Os batistas crêem em uma igreja composta somente de indivíduos regenerados ou convertidos, isto é, pessoas que tiveram uma experiência pessoal da religião Cristã. O termo teológico é uma igreja reunida: Os indivíduos aderem voluntariamente seguindo o arrependimento dos pecados e de afirmação da fé em Jesus Cristo como Salvador e Senhor. Isso está em contraste com uma igreja do estado, em que todos os que nascem num determinado território geográfico e recebem os sacramentos tornam-se membros automaticamente, ou uma igreja em que os bebês que são batizados são considerados membros. A convicção dos Batistas sobre a adesão de membros regenerados, até mais do que sua crença no batismo dos por imersão, levou cedo à sua perseguição.

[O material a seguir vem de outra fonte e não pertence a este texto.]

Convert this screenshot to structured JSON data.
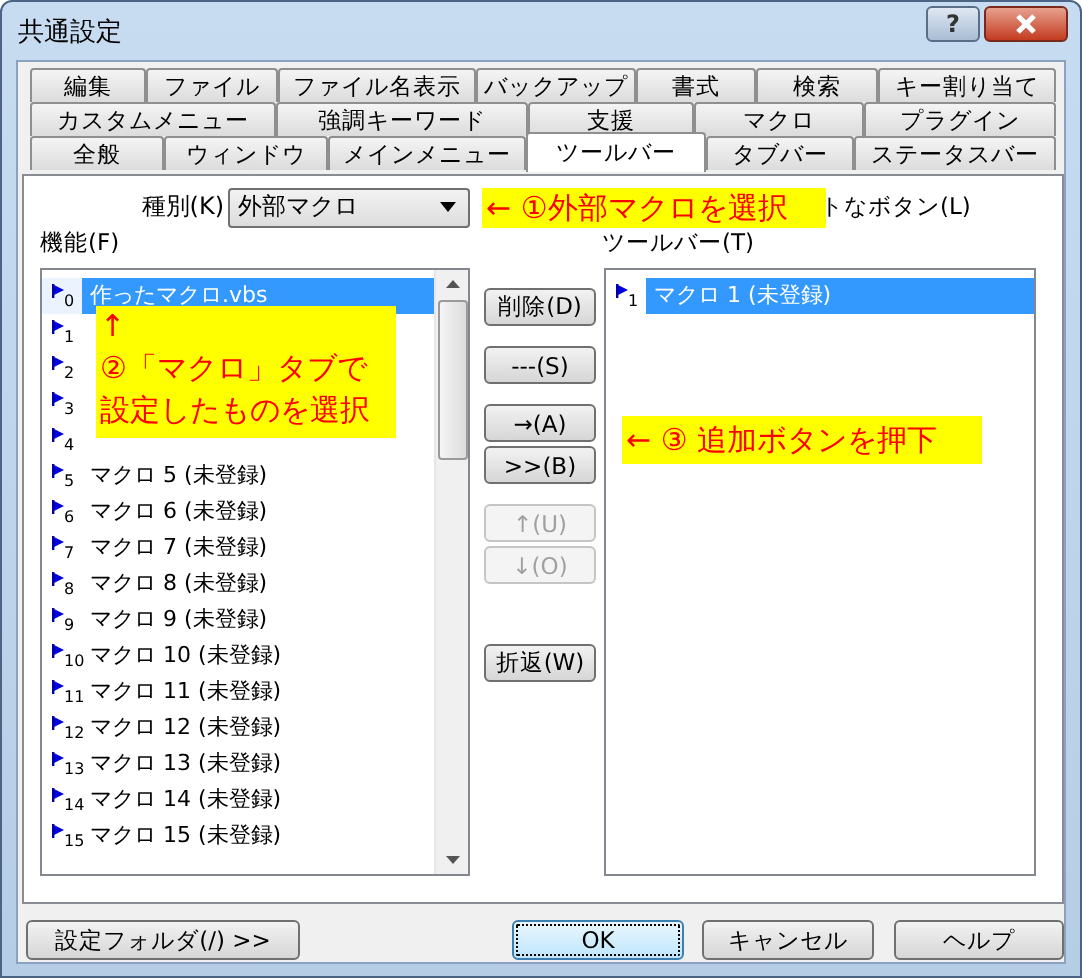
{
  "window": {
    "title": "共通設定",
    "help_button": "?"
  },
  "tab_rows": [
    [
      {
        "label": "編集",
        "selected": false
      },
      {
        "label": "ファイル",
        "selected": false
      },
      {
        "label": "ファイル名表示",
        "selected": false
      },
      {
        "label": "バックアップ",
        "selected": false
      },
      {
        "label": "書式",
        "selected": false
      },
      {
        "label": "検索",
        "selected": false
      },
      {
        "label": "キー割り当て",
        "selected": false
      }
    ],
    [
      {
        "label": "カスタムメニュー",
        "selected": false
      },
      {
        "label": "強調キーワード",
        "selected": false
      },
      {
        "label": "支援",
        "selected": false
      },
      {
        "label": "マクロ",
        "selected": false
      },
      {
        "label": "プラグイン",
        "selected": false
      }
    ],
    [
      {
        "label": "全般",
        "selected": false
      },
      {
        "label": "ウィンドウ",
        "selected": false
      },
      {
        "label": "メインメニュー",
        "selected": false
      },
      {
        "label": "ツールバー",
        "selected": true
      },
      {
        "label": "タブバー",
        "selected": false
      },
      {
        "label": "ステータスバー",
        "selected": false
      }
    ]
  ],
  "type_selector": {
    "label": "種別(K)",
    "value": "外部マクロ"
  },
  "partial_label": "トなボタン(L)",
  "functions": {
    "label": "機能(F)",
    "items": [
      {
        "index": "0",
        "text": "作ったマクロ.vbs",
        "selected": true
      },
      {
        "index": "1",
        "selected": false
      },
      {
        "index": "2",
        "selected": false
      },
      {
        "index": "3",
        "selected": false
      },
      {
        "index": "4",
        "selected": false
      },
      {
        "index": "5",
        "text": "マクロ 5 (未登録)",
        "selected": false
      },
      {
        "index": "6",
        "text": "マクロ 6 (未登録)",
        "selected": false
      },
      {
        "index": "7",
        "text": "マクロ 7 (未登録)",
        "selected": false
      },
      {
        "index": "8",
        "text": "マクロ 8 (未登録)",
        "selected": false
      },
      {
        "index": "9",
        "text": "マクロ 9 (未登録)",
        "selected": false
      },
      {
        "index": "10",
        "text": "マクロ 10 (未登録)",
        "selected": false
      },
      {
        "index": "11",
        "text": "マクロ 11 (未登録)",
        "selected": false
      },
      {
        "index": "12",
        "text": "マクロ 12 (未登録)",
        "selected": false
      },
      {
        "index": "13",
        "text": "マクロ 13 (未登録)",
        "selected": false
      },
      {
        "index": "14",
        "text": "マクロ 14 (未登録)",
        "selected": false
      },
      {
        "index": "15",
        "text": "マクロ 15 (未登録)",
        "selected": false
      }
    ]
  },
  "toolbar": {
    "label": "ツールバー(T)",
    "items": [
      {
        "index": "1",
        "text": "マクロ 1 (未登録)",
        "selected": true
      }
    ]
  },
  "button_groups": [
    [
      {
        "label": "削除(D)",
        "disabled": false
      }
    ],
    [
      {
        "label": "---(S)",
        "disabled": false
      }
    ],
    [
      {
        "label": "→(A)",
        "disabled": false
      },
      {
        "label": ">>(B)",
        "disabled": false
      }
    ],
    [
      {
        "label": "↑(U)",
        "disabled": true
      },
      {
        "label": "↓(O)",
        "disabled": true
      }
    ],
    [
      {
        "label": "折返(W)",
        "disabled": false
      }
    ]
  ],
  "footer_buttons": [
    {
      "label": "設定フォルダ(/) >>",
      "focused": false
    },
    {
      "label": "OK",
      "focused": true
    },
    {
      "label": "キャンセル",
      "focused": false
    },
    {
      "label": "ヘルプ",
      "focused": false
    }
  ],
  "annotations": [
    {
      "lines": [
        "← ①外部マクロを選択"
      ]
    },
    {
      "lines": [
        "↑",
        "②「マクロ」タブで",
        "設定したものを選択"
      ]
    },
    {
      "lines": [
        "← ③ 追加ボタンを押下"
      ]
    }
  ]
}
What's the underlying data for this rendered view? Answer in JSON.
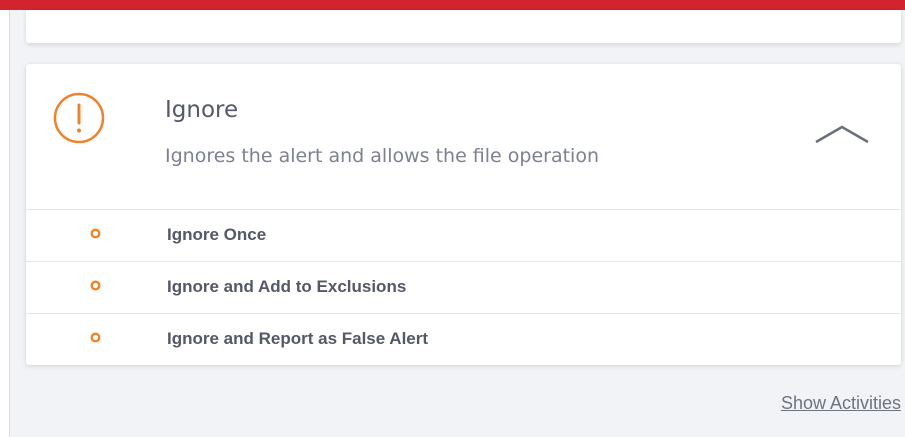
{
  "colors": {
    "accent": "#f0822a",
    "top_bar": "#d2232e",
    "text_primary": "#55596a",
    "text_secondary": "#7d8190",
    "background": "#f2f3f7"
  },
  "icons": {
    "alert": "exclamation-circle-icon",
    "collapse": "chevron-up-icon",
    "option_bullet": "circle-bullet-icon"
  },
  "action_card": {
    "title": "Ignore",
    "subtitle": "Ignores the alert and allows the file operation",
    "options": [
      {
        "label": "Ignore Once"
      },
      {
        "label": "Ignore and Add to Exclusions"
      },
      {
        "label": "Ignore and Report as False Alert"
      }
    ]
  },
  "footer": {
    "show_activities_label": "Show Activities"
  }
}
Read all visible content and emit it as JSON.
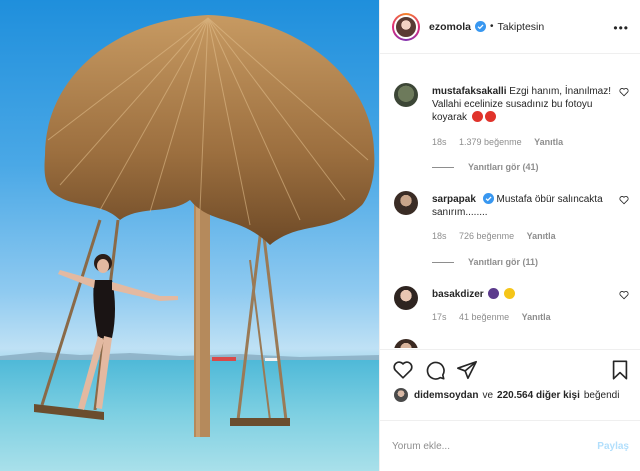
{
  "post": {
    "username": "ezomola",
    "follow_state": "Takiptesin",
    "more_label": "•••"
  },
  "comments": [
    {
      "username": "mustafaksakalli",
      "text": "Ezgi hanım, İnanılmaz! Vallahi ecelinize susadınız bu fotoyu koyarak",
      "time": "18s",
      "likes": "1.379 beğenme",
      "reply_label": "Yanıtla",
      "view_replies": "Yanıtları gör (41)"
    },
    {
      "username": "sarpapak",
      "text": "Mustafa öbür salıncakta sanırım........",
      "time": "18s",
      "likes": "726 beğenme",
      "reply_label": "Yanıtla",
      "view_replies": "Yanıtları gör (11)"
    },
    {
      "username": "basakdizer",
      "text": "",
      "time": "17s",
      "likes": "41 beğenme",
      "reply_label": "Yanıtla"
    }
  ],
  "liked_by": {
    "user": "didemsoydan",
    "connector": "ve",
    "others": "220.564 diğer kişi",
    "suffix": "beğendi"
  },
  "add_comment": {
    "placeholder": "Yorum ekle...",
    "post_label": "Paylaş"
  },
  "icons": [
    "more-icon",
    "verified-badge-icon",
    "heart-icon",
    "comment-icon",
    "share-icon",
    "bookmark-icon"
  ],
  "colors": {
    "verified": "#3897f0",
    "link_disabled": "#b2dffc",
    "meta": "#8e8e8e"
  }
}
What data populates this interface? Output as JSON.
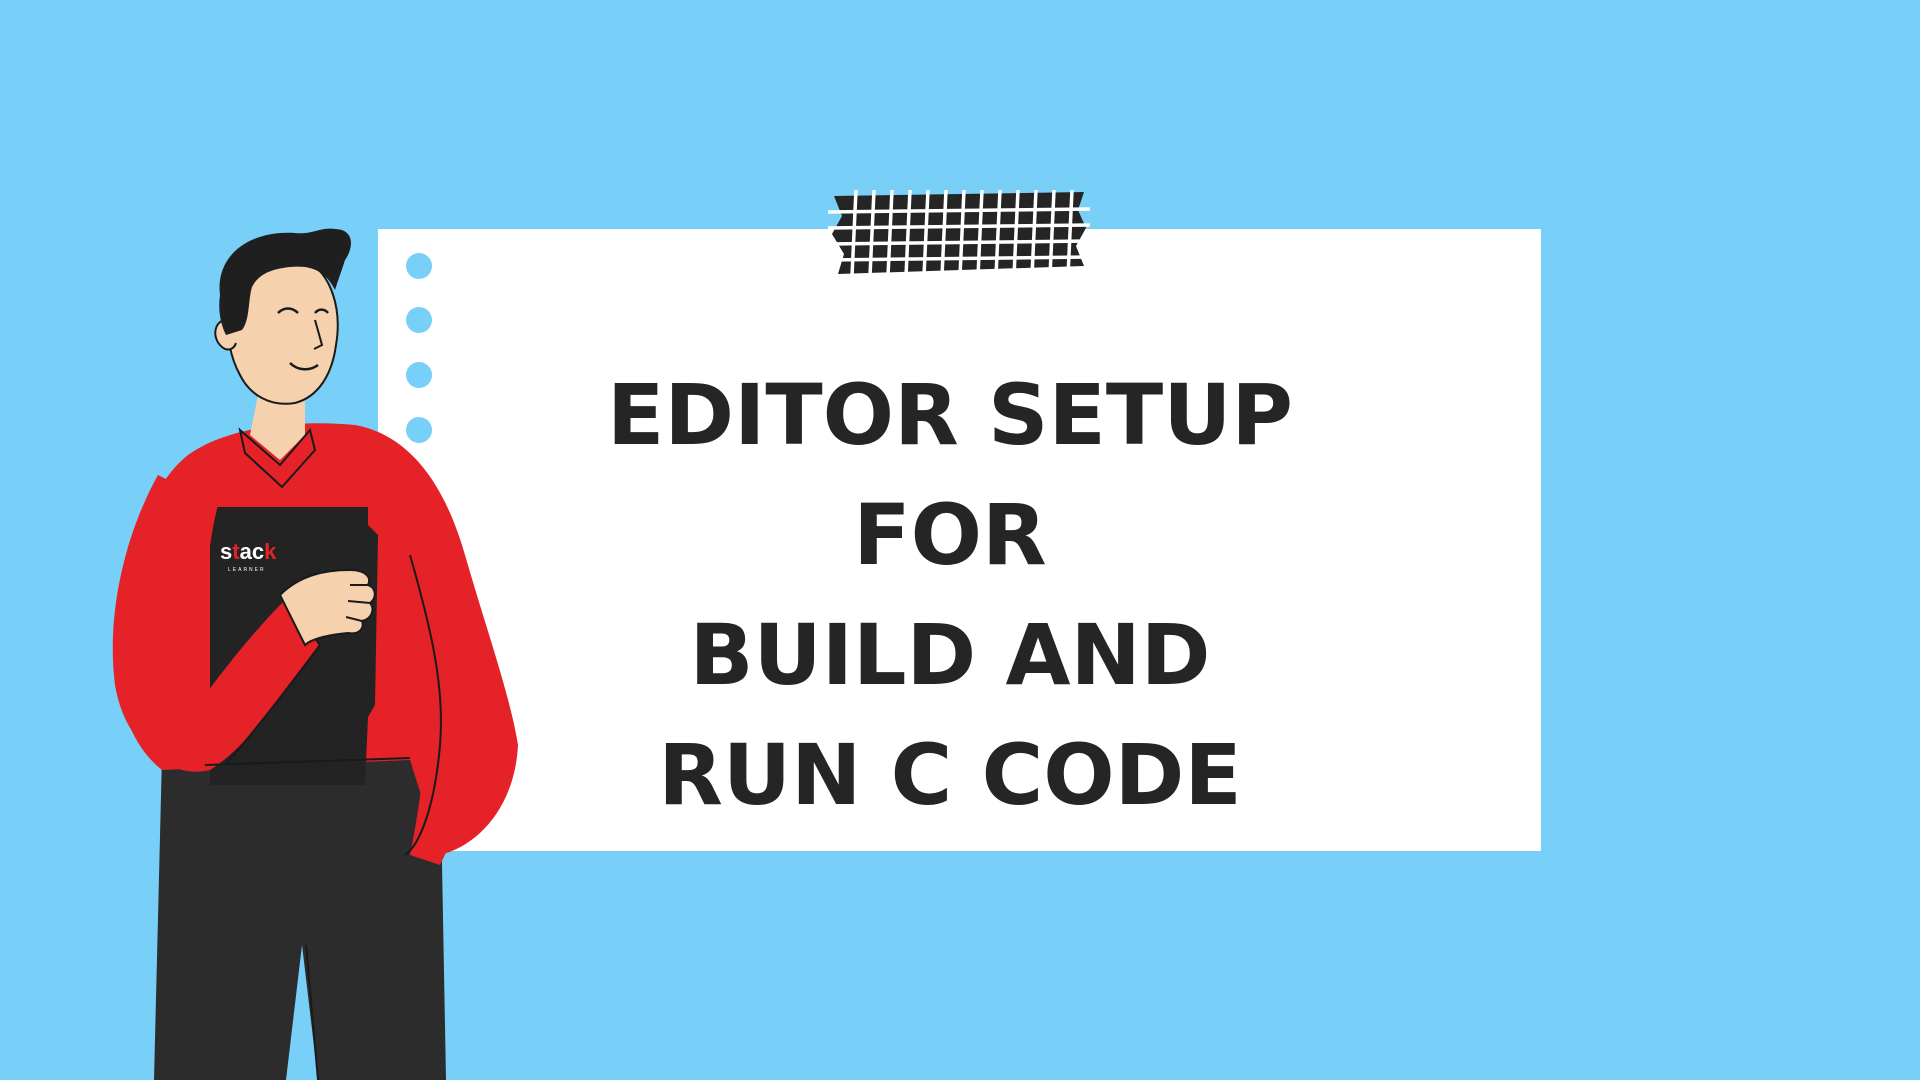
{
  "thumbnail": {
    "title_lines": [
      "EDITOR SETUP",
      "FOR",
      "BUILD AND",
      "RUN C CODE"
    ],
    "book_logo": "stack",
    "book_logo_subtext": "LEARNER"
  },
  "colors": {
    "background": "#78d0f8",
    "card": "#ffffff",
    "title_text": "#252525",
    "hole": "#78d0f8",
    "tape": "#252525",
    "sweater": "#e42227",
    "pants": "#2c2c2c",
    "hair": "#1f1f1f",
    "skin": "#f6d1ae",
    "book": "#232323",
    "logo_accent": "#e42227"
  },
  "icons": {
    "tape": "grid-tape-icon",
    "person": "person-holding-book-icon"
  }
}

A ênfase Batista sobre o batismo dos crentes, por imersão e não por aspersão ou afusão, implica maturidade suficiente para tomar uma decisão religiosa e é uma rejeição específica do batismo infantil. Os batistas sentem que as crianças não têm a compreensão do arrependimento e da fé e, conseqüentemente, reservam esta ordenança até um momento de compreensão (geralmente início da adolescência ou depois), quando se juntar à igreja será por escolha pessoal e, portanto, mais significativa. Além disso, os batistas acreditam que não existe precedente bíblico para o batismo de crianças. O modo de imersão é usado porque a maioria segue de perto o exemplo de Jesus quando ele foi batizado por João Batista no rio Jordão e porque corresponde simbolicamente com a morte, sepultamento e ressurreição de Jesus bem como com o simbolismo paulino da "morte" da velha natureza egoísta e a "ressurreição" do indivíduo, novo altruísta. Os batistas, entretanto, não consideram o batismo um sacramento pelo qual a graça especial é recebida, mas sim, eles vêem como uma ordenança pela qual se faz a confissão pública de uma fé já recebida. Além da ordenança do batismo, os batistas também observam a ordenança da Ceia do Senhor, ou comunhão; muitas congregações a fazem no primeiro domingo de cada mês. Eles interpretam isso como uma experiência memorável.

Princípios Batistas

Os princípios batistas são linhas mestras de interpretação da fé cristã que distinguem os batistas das demais denominações.[2] São eles:

  • A autoridade das escrituras.
  • A competência do indivíduo.
  • O livre exame e a livre interpretação das escrituras.
  • A salvação pela graça.
  • A Igreja como uma associação voluntária de crentes.
  • As duas ordenaças: batismo de regenerados e ceia.
  • A liberdade religiosa.

História

A primeira igreja batista Inglêsa surgiu em Amsterdã dentre os separatistas e centrada sobre John Smyth, um graduado de Cambridge.[3] Embora os batistas já existissem nas colônias americanas desde o século XVII, foi o Grande Despertar que os galvanizou em uma força poderosa e proselitista. Junto com os metodistas, os batistas se tornaram nos primeiros anos do século XIX, as principais denominações protestantes no sul e oeste dos Estados Unidos. Os batistas diferem de outros grupos protestantes, oferecendo o batismo (por imersão), apenas para aqueles que tenham sido submetidos a uma experiência de conversão, as crianças são, portanto, excluídas do sacramento, um problema que gerou enorme controvérsia com outros cristãos.[4]

Referências

  1. Portal batista - Quem somos. Página visitada em 28 de Julho de 2012.
  2. Landers, John. Teologia dos Princípios Batistas. 2ª ed. Rio de Janeiro: JUERP, 1987. CDD 286.001
  3. Latourette, Kenneth Scott. A History of Christianity:Reformation to the Present. Peabody, MA: Prince Press, 1997. p. 818. 2 vol. vol. 2. ISBN 1-56563-329-6
  4. Religion and Founding of the American Republic - II. Religion in Eighteenth-Century America. Página visitada em 30 de Julho de 2012.